While on an afternoon pleasure boat ride Deb and Chip and all their new found friends witness a phenomenon that seems impossible to believe. Mermaids - everywhere. Thankfully one of them has had the foresight to film the bizarre spectacle or who would believe it? Well, as it turns out, plenty of folks would. But not for the right reasons.

What begins as a slapstick, crazy comedy, soon becomes a serious discussion about science, greed, and exploitation.

secular-lifePhil Zuckerman has made quite a name for himself as a spokesperson for a more humanist approach to the world. He is not, as he has been accused, anti-religion. He simply doesn't see one good reason for it. After all, he posits, do you really believe that fear of eternal damnation has ever prevented an evil act? Don't most of us simply live by the golden rule? If you remotely agree then delve into "Living the Secular Life, New Answers to Old Questions.

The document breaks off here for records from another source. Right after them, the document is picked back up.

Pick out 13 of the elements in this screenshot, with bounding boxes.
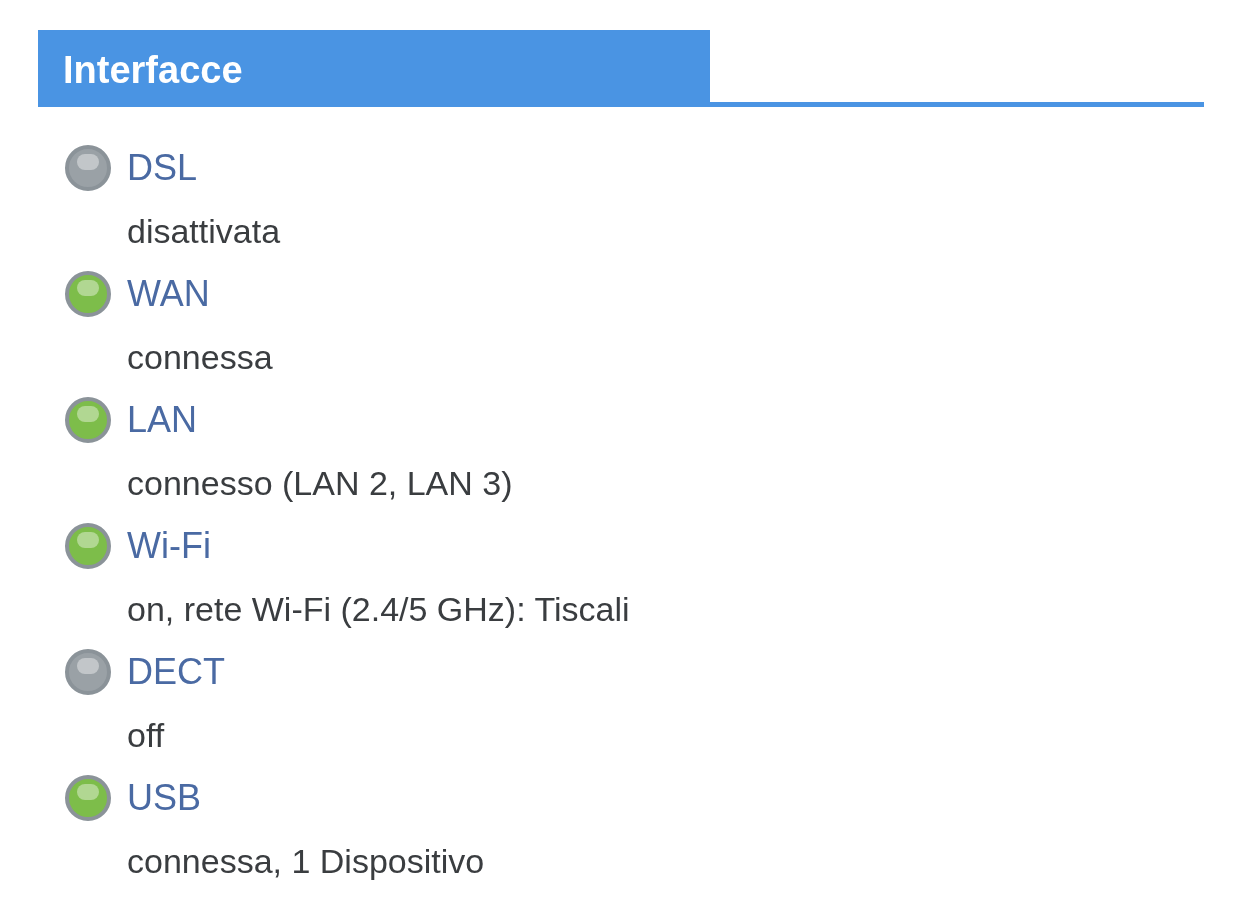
interface-link[interactable]: LAN bbox=[127, 393, 198, 447]
interface-link[interactable]: Wi-Fi bbox=[127, 519, 211, 573]
interface-link[interactable]: WAN bbox=[127, 267, 210, 321]
interface-status: connessa, 1 Dispositivo bbox=[127, 840, 485, 882]
interface-status: connessa bbox=[127, 336, 273, 378]
interface-status: disattivata bbox=[127, 210, 281, 252]
interface-status: on, rete Wi-Fi (2.4/5 GHz): Tiscali bbox=[127, 588, 630, 630]
interface-status: off bbox=[127, 714, 165, 756]
interface-status: connesso (LAN 2, LAN 3) bbox=[127, 462, 513, 504]
panel-title: Interfacce bbox=[38, 30, 710, 107]
interface-link[interactable]: USB bbox=[127, 771, 202, 825]
interface-link[interactable]: DSL bbox=[127, 141, 198, 195]
interface-link[interactable]: DECT bbox=[127, 645, 225, 699]
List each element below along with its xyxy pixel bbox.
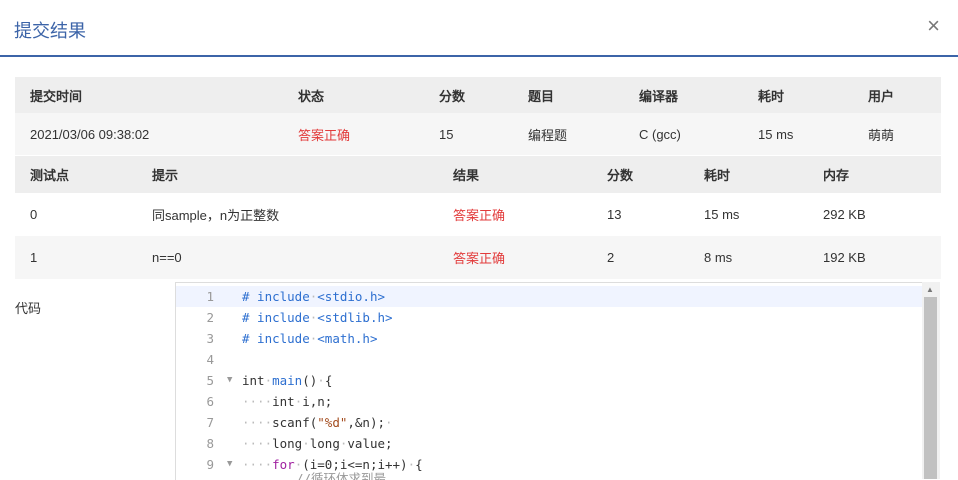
code-line: 8 ····long·long·value; (206, 436, 393, 451)
case-result: 答案正确 (453, 208, 506, 223)
dialog-header: 提交结果 × (0, 0, 958, 57)
code-editor[interactable]: 1 # include·<stdio.h> 2 # include·<stdlib.… (175, 282, 923, 480)
submission-header-row: 提交时间 状态 分数 题目 编译器 耗时 用户 (15, 77, 941, 113)
case-memory: 192 KB (823, 250, 866, 265)
code-line: 3 # include·<math.h> (206, 331, 378, 346)
header-hint: 提示 (152, 168, 179, 183)
vertical-scrollbar[interactable]: ▲ (922, 282, 940, 479)
submission-score: 15 (439, 126, 454, 142)
scroll-up-icon[interactable]: ▲ (926, 285, 934, 294)
submission-problem: 编程题 (528, 127, 568, 143)
submission-status: 答案正确 (298, 127, 351, 143)
header-time: 提交时间 (30, 88, 83, 104)
case-id: 0 (30, 207, 38, 222)
submission-compiler: C (gcc) (639, 126, 681, 142)
code-line: 2 # include·<stdlib.h> (206, 310, 393, 325)
case-memory: 292 KB (823, 207, 866, 222)
case-id: 1 (30, 250, 38, 265)
case-score: 13 (607, 207, 622, 222)
case-score: 2 (607, 250, 615, 265)
submission-elapsed: 15 ms (758, 126, 794, 142)
testcase-table: 测试点 提示 结果 分数 耗时 内存 0 同sample，n为正整数 答案正确 … (15, 156, 941, 279)
header-elapsed: 耗时 (758, 88, 785, 104)
testcase-header-row: 测试点 提示 结果 分数 耗时 内存 (15, 156, 941, 193)
header-memory: 内存 (823, 168, 850, 183)
case-elapsed: 15 ms (704, 207, 740, 222)
header-status: 状态 (298, 88, 325, 104)
submission-row: 2021/03/06 09:38:02 答案正确 15 编程题 C (gcc) … (15, 113, 941, 155)
header-result: 结果 (453, 168, 480, 183)
header-score: 分数 (607, 168, 634, 183)
submission-table: 提交时间 状态 分数 题目 编译器 耗时 用户 2021/03/06 09:38… (15, 77, 941, 155)
dialog-title: 提交结果 (14, 21, 86, 41)
code-line: 6 ····int·i,n; (206, 394, 333, 409)
header-case: 测试点 (30, 168, 70, 183)
header-user: 用户 (868, 88, 895, 104)
code-line: 7 ····scanf("%d",&n);· (206, 415, 393, 430)
header-problem: 题目 (528, 88, 555, 104)
fold-arrow-icon[interactable]: ▼ (227, 370, 232, 391)
scrollbar-thumb[interactable] (924, 297, 937, 479)
code-label: 代码 (15, 301, 42, 316)
case-elapsed: 8 ms (704, 250, 733, 265)
code-line: 1 # include·<stdio.h> (176, 286, 923, 307)
header-compiler: 编译器 (639, 88, 679, 104)
table-row: 0 同sample，n为正整数 答案正确 13 15 ms 292 KB (15, 193, 941, 236)
code-line: 4 (206, 352, 214, 367)
table-row: 1 n==0 答案正确 2 8 ms 192 KB (15, 236, 941, 279)
submission-time: 2021/03/06 09:38:02 (30, 126, 150, 142)
case-hint: n==0 (152, 250, 182, 265)
header-elapsed: 耗时 (704, 168, 731, 183)
case-result: 答案正确 (453, 251, 506, 266)
header-score: 分数 (439, 88, 466, 104)
submission-user: 萌萌 (868, 127, 895, 143)
code-line: 5 ▼ int·main()·{ (176, 370, 923, 391)
close-icon[interactable]: × (927, 14, 940, 38)
code-line: //循环体求到最 (296, 471, 387, 480)
case-hint: 同sample，n为正整数 (152, 208, 280, 223)
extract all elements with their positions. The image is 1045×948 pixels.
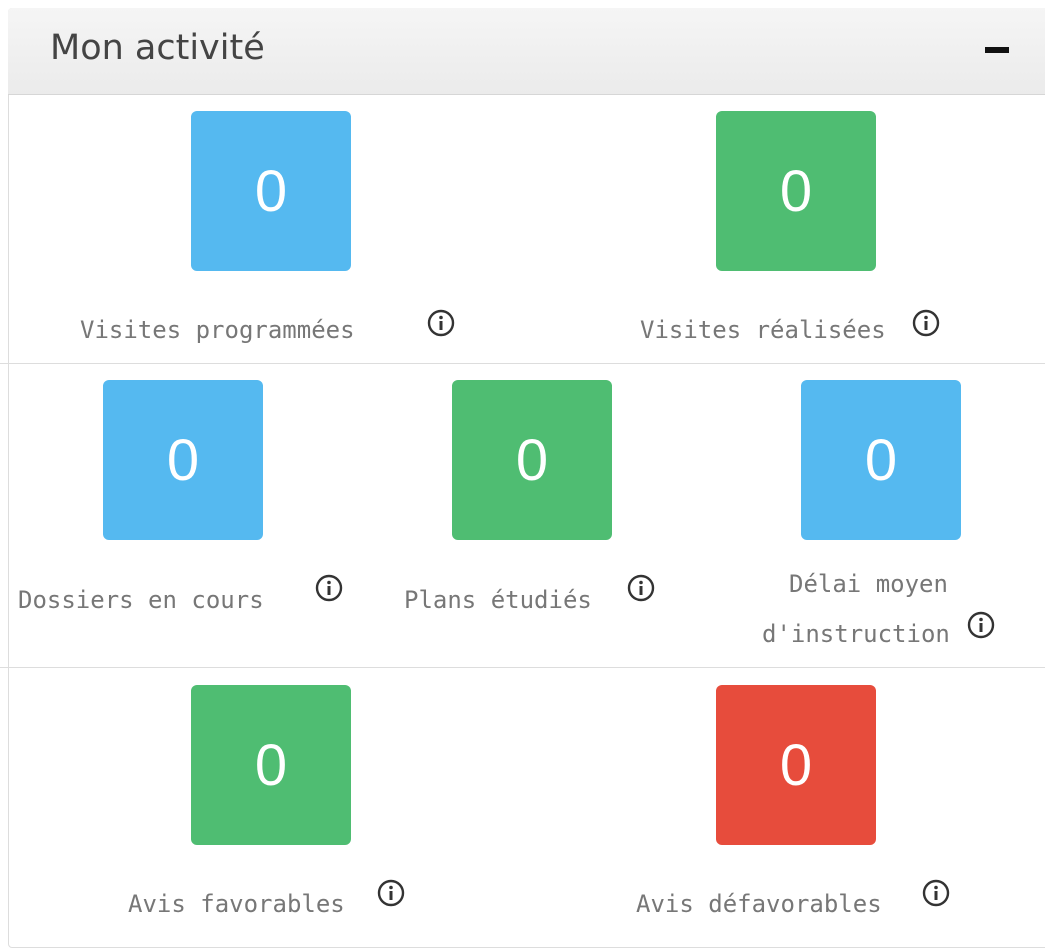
info-icon[interactable]	[426, 308, 456, 338]
stat-value: 0	[254, 158, 288, 224]
minus-icon	[985, 47, 1009, 53]
stat-tile-dossiers-en-cours: 0	[103, 380, 263, 540]
stat-label: Visites réalisées	[640, 316, 886, 344]
info-icon[interactable]	[911, 308, 941, 338]
info-icon[interactable]	[921, 878, 951, 908]
stat-tile-avis-defavorables: 0	[716, 685, 876, 845]
stat-value: 0	[864, 427, 898, 493]
info-icon[interactable]	[314, 573, 344, 603]
stat-value: 0	[254, 732, 288, 798]
info-icon[interactable]	[376, 878, 406, 908]
row-divider	[0, 667, 1045, 668]
stat-label: Avis favorables	[128, 890, 345, 918]
row-divider	[0, 363, 1045, 364]
stat-tile-delai-moyen: 0	[801, 380, 961, 540]
collapse-button[interactable]	[983, 38, 1013, 64]
stat-label: Dossiers en cours	[18, 586, 264, 614]
stat-value: 0	[515, 427, 549, 493]
stat-tile-plans-etudies: 0	[452, 380, 612, 540]
stat-tile-visites-programmees: 0	[191, 111, 351, 271]
stat-label: Visites programmées	[80, 316, 355, 344]
stat-label-line1: Délai moyen	[789, 570, 948, 598]
stat-value: 0	[779, 158, 813, 224]
info-icon[interactable]	[966, 610, 996, 640]
info-icon[interactable]	[626, 573, 656, 603]
panel-header: Mon activité	[8, 8, 1045, 95]
stat-label-line2: d'instruction	[762, 620, 950, 648]
stat-tile-avis-favorables: 0	[191, 685, 351, 845]
stat-label: Avis défavorables	[636, 890, 882, 918]
stat-label: Plans étudiés	[404, 586, 592, 614]
stat-value: 0	[779, 732, 813, 798]
stat-tile-visites-realisees: 0	[716, 111, 876, 271]
stat-value: 0	[166, 427, 200, 493]
panel-title: Mon activité	[50, 28, 265, 68]
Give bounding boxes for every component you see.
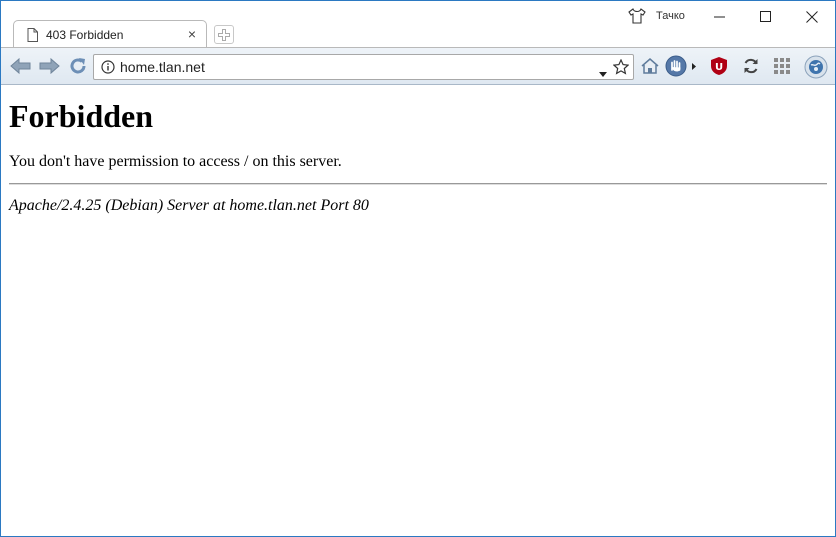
apps-grid-icon[interactable] <box>774 58 790 79</box>
tab-close-icon[interactable]: × <box>188 26 196 42</box>
ublock-icon[interactable]: U <box>710 56 728 81</box>
maximize-button[interactable] <box>743 1 789 31</box>
browser-window: 403 Forbidden × Тачко home.tlan.net U Fo… <box>0 0 836 537</box>
profile-name[interactable]: Тачко <box>656 10 685 22</box>
toolbar: U <box>1 47 835 85</box>
server-signature: Apache/2.4.25 (Debian) Server at home.tl… <box>9 197 369 214</box>
minimize-button[interactable] <box>697 1 743 31</box>
url-input[interactable] <box>120 59 590 75</box>
reload-icon[interactable] <box>68 56 88 81</box>
dropdown-icon[interactable] <box>599 64 607 82</box>
back-arrow-icon[interactable] <box>10 57 32 80</box>
stop-hand-icon[interactable] <box>665 55 697 82</box>
svg-text:U: U <box>715 62 723 73</box>
maximize-icon <box>760 11 771 22</box>
profile-icon[interactable] <box>628 7 646 30</box>
page-content: Forbidden You don't have permission to a… <box>1 86 835 536</box>
info-icon[interactable] <box>101 60 115 79</box>
tab-title: 403 Forbidden <box>46 28 124 42</box>
home-icon[interactable] <box>640 56 660 81</box>
new-tab-button[interactable] <box>214 25 234 44</box>
new-tab-icon <box>218 29 230 41</box>
minimize-icon <box>714 16 725 18</box>
star-icon[interactable] <box>612 58 630 80</box>
extension-globe-icon[interactable] <box>804 55 828 84</box>
window-close-icon <box>806 11 818 23</box>
address-bar[interactable] <box>93 54 634 80</box>
divider <box>9 183 827 185</box>
sync-icon[interactable] <box>742 57 760 80</box>
page-heading: Forbidden <box>9 98 154 134</box>
window-close-button[interactable] <box>789 1 835 31</box>
title-bar: 403 Forbidden × Тачко <box>1 1 835 48</box>
forward-arrow-icon[interactable] <box>38 57 60 80</box>
page-favicon-icon <box>27 28 38 47</box>
error-message: You don't have permission to access / on… <box>9 153 342 170</box>
tab-active[interactable]: 403 Forbidden × <box>13 20 207 48</box>
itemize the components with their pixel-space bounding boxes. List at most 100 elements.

As a professor of sociology at Pitzer College in California, Zuckerman has studied and written about religion and humanism and their effects on societies for many years. The fact is, no matter how many new churches you see popping up on every street corner, fewer and fewer people are readily identifying as affiliated with organized religion. Some might say that we are devolving as human beings but Zuckerman and many other scholars believe that we may actually be evolving. Wouldn't it be grand if we no longer needed a hierarchical structure to keep us in line but rather, behaved humanely just because it feels good. It does you know.

Don't Call Me BabyBecause Gwendolyn Heasley lives in Naples, Florida, I was given an early reading copy of her young adult book, "Don't Call Me Baby," to peruse for my radio program. I wasn't sure that it would be the type of novel that would appeal to our morning listeners but I could certainly see its potential, especially for librarians and book lovers interested in cross generational literature.

Ms. Heasley writes about two women who earn their livings by blogging about their daughters to the point of obsessiveness. They are very successful at their work. Imogene and her best friend Sage have had every moment of their lives dissected and shared in cyberspace from birth. Now fifteen years old and ready for high school, they have had it! When they are given a school assignment to design and maintain a blog, the girls see the perfect way to get pay back time.

Heasley writes teenagers who all seem a little to good to be true but the subject of her novel still gives us food for thought. Where will the share all/tell all generation end? How much information will finally be seen as TMI and why is it easier to talk to the important people in our lives through the scrim of Twitter or Facebook rather than to look directly into their loving eyes? Great book discussion potential here!

So, tell me, what have you all read and enjoyed lately? I'll soon be reunited with my reading swing which overlooks the Chesapeake. I'll be able to spend hours of uninterrupted reading time there because, as my friend Don reminds me, this is my job. All suggestions are welcome.